Which metrics should I check first?
Usually three groups of metrics are enough: errors, latency, and cost. Inside them, look at 4xx/5xx, p95/p99, time to first token, input tokens, output tokens, and traffic share by model.
If the service goes through a gateway, immediately break the data down by model, provider, API key, and client. The overall chart often hides a local failure.
Why can the bill spike without traffic growing?
Most often the cause is retries, long responses, or a quiet switch to a more expensive model. Spend also rises when extra context gets into the prompt or when fallback starts triggering more often than usual.
Check max_tokens, the size of the system prompt, and the number of duplicates per user request. These things burn budget without an obvious traffic spike.
When should I switch on degradation mode?
Do not wait for a full diagnosis if p95 and cost are rising together or the queue is filling up fast. At that point, it is better to reduce the damage temporarily than to preserve full answer quality and lose SLA.
Usually reversible measures help: lower max_tokens, remove the expensive fallback, or move part of the traffic to a faster model. After that, check the same metrics again a few minutes later.
What should I pause first?
Stop anything that changes service behavior on its own right away. That includes rollout, canary, A/B tests, automatic model switching, and other background changes.
While the system is changing routes by itself, you lose time chasing false leads. First freeze the state, then make changes deliberately.
How do I narrow down the cause of a failure quickly?
Split the incident into four slices: model, route, API key, and client. That way you can quickly see whether the problem is global or sits in one route, one provider, or even one noisy client.
Then answer a simple question: what grew first — errors, latency, or cost. That order is usually much more useful than a single overall service chart.
How do I safely switch traffic to a backup route?
Do not send all traffic at once. First move a small share of requests and run a few real scenarios: a short request, a long request, and one with a strict JSON response format.
If quality holds, increase the share gradually and watch error rate, p95, and cost per request. This is much easier to roll back if the backup model behaves differently.
What should I tell the service owner and support during an incident?
Write it down briefly and with numbers: when it started, what went up, who was affected, what you already changed, and when the next update will come. Long explanations only slow decisions down.

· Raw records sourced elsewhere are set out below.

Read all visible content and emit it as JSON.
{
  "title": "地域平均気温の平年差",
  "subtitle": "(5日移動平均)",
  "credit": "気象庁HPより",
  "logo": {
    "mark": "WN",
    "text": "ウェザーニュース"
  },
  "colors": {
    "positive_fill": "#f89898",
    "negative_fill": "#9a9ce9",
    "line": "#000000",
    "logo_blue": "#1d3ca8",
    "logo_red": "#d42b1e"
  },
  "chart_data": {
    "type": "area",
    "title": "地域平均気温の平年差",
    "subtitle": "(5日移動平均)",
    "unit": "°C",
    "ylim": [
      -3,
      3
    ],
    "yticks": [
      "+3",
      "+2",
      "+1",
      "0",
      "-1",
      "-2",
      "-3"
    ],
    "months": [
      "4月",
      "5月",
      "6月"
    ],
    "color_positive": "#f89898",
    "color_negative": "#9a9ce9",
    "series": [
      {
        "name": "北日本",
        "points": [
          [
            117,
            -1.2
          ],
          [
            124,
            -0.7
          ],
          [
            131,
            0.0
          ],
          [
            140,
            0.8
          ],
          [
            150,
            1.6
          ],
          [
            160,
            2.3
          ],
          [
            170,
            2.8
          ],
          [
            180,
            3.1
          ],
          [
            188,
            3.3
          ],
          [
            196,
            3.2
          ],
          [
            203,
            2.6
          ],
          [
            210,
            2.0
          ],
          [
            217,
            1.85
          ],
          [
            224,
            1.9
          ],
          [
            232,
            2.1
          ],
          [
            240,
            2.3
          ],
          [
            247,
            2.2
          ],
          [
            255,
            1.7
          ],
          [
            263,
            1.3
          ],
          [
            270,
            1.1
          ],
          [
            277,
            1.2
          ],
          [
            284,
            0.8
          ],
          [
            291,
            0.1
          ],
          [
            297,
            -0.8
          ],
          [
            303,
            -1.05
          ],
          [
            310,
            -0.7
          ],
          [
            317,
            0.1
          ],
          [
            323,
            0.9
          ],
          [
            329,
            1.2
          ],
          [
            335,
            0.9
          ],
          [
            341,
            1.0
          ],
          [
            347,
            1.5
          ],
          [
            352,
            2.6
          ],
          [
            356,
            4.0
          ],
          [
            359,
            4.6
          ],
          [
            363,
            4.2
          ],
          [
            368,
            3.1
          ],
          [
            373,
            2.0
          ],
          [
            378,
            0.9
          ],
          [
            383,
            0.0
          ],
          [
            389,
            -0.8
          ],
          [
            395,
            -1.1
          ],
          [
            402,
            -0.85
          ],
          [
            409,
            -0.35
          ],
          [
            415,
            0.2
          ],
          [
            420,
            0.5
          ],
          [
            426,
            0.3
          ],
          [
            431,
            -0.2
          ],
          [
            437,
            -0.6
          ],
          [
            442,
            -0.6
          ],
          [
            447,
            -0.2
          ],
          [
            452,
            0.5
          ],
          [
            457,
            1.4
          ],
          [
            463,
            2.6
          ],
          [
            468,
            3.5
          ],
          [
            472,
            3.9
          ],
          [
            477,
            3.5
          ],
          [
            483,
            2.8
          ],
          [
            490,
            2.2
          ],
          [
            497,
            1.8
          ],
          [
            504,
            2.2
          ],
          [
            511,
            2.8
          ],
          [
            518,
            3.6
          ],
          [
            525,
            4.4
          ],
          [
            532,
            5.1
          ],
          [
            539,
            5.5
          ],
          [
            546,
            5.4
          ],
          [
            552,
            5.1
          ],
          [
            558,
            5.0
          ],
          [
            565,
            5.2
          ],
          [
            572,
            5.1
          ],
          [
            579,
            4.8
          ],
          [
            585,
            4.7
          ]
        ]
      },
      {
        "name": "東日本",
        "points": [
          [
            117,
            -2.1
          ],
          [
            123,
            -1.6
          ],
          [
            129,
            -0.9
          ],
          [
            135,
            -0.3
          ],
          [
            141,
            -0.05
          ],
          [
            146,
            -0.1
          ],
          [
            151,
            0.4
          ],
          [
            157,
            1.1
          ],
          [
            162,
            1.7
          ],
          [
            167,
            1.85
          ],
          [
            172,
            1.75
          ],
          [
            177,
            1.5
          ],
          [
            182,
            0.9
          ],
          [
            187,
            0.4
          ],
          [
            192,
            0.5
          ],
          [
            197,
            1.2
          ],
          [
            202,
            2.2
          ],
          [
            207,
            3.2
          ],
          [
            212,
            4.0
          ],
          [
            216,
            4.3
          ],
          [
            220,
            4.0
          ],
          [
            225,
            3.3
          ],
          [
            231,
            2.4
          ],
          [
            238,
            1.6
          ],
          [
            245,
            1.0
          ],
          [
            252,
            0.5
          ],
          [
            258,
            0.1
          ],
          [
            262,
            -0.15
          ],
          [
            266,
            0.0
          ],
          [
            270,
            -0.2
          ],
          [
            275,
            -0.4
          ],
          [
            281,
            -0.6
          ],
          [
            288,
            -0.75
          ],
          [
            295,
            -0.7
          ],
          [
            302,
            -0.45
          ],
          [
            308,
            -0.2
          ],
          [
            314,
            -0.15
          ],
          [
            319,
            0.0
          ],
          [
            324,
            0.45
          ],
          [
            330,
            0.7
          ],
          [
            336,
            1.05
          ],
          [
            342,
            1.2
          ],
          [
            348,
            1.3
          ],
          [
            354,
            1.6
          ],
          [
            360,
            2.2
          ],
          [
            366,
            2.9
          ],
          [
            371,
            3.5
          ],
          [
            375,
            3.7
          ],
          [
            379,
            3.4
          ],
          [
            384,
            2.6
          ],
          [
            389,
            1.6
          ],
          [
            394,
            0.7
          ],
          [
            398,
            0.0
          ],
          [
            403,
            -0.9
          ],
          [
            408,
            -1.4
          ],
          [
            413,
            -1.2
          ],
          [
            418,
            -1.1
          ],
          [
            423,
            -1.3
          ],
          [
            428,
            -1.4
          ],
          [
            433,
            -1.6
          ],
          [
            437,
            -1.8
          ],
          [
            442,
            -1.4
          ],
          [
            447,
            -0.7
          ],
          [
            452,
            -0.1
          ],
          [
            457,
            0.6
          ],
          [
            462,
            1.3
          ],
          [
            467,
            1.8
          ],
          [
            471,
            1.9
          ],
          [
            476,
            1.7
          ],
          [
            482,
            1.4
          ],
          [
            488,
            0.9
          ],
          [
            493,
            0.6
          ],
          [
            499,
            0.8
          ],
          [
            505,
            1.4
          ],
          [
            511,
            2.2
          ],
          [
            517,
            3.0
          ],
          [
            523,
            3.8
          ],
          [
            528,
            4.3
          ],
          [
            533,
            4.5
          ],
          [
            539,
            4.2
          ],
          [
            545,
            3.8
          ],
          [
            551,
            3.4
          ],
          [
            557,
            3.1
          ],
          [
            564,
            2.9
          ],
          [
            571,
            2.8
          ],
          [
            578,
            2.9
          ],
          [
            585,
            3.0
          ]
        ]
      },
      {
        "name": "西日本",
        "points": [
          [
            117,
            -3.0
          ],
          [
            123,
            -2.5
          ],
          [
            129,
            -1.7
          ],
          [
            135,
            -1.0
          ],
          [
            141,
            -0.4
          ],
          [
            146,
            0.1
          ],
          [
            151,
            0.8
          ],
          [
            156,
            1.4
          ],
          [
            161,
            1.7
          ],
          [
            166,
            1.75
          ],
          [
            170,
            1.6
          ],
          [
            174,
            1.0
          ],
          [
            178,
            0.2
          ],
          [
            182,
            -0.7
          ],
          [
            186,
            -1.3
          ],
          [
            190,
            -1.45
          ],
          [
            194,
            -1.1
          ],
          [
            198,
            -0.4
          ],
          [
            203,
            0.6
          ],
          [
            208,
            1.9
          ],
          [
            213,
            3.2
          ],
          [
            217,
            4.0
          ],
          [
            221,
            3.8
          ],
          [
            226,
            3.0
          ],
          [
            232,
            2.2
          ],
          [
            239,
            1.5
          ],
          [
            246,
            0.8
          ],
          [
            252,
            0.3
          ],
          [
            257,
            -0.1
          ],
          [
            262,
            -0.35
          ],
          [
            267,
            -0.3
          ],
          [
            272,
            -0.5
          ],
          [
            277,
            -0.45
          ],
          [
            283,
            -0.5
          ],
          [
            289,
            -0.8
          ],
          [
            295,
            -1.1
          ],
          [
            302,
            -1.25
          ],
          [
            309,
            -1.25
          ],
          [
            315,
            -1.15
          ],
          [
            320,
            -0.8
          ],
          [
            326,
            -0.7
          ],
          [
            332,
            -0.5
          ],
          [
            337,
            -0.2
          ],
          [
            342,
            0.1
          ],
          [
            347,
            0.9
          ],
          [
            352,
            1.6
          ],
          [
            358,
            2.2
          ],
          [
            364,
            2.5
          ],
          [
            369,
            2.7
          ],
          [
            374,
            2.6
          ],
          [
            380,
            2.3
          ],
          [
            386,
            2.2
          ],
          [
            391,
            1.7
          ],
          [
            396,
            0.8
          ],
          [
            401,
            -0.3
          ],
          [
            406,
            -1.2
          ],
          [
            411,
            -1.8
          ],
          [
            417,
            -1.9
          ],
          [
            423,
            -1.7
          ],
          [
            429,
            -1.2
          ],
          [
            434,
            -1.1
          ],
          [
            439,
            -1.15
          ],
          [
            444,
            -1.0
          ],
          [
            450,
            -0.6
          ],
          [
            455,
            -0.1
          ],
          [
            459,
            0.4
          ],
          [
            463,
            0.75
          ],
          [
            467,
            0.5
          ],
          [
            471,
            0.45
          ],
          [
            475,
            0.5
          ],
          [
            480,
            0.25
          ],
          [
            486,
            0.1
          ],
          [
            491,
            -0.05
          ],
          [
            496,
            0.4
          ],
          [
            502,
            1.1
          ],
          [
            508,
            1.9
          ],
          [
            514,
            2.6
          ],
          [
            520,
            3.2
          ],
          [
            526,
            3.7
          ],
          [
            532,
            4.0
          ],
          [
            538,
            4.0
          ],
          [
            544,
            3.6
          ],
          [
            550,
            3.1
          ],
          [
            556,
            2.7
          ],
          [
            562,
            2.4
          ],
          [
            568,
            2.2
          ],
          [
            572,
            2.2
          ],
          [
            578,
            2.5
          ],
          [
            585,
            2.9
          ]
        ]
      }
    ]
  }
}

For support, a simple statement without guesses about the cause is enough. It is better to say there is a latency increase and an alternate route is active than to promise a precise diagnosis too early.
What must be updated in the runbook after an incident?
Right after the review, add exact thresholds, switching steps, and the commands the on-call engineer had to search for manually. If someone spent minutes at night looking for a dashboard or a command, the runbook was already incomplete.
It also helps to record which step had an effect, which one was unnecessary, and which charts should stay on one screen. Then the next on-call person will not have to rely on memory.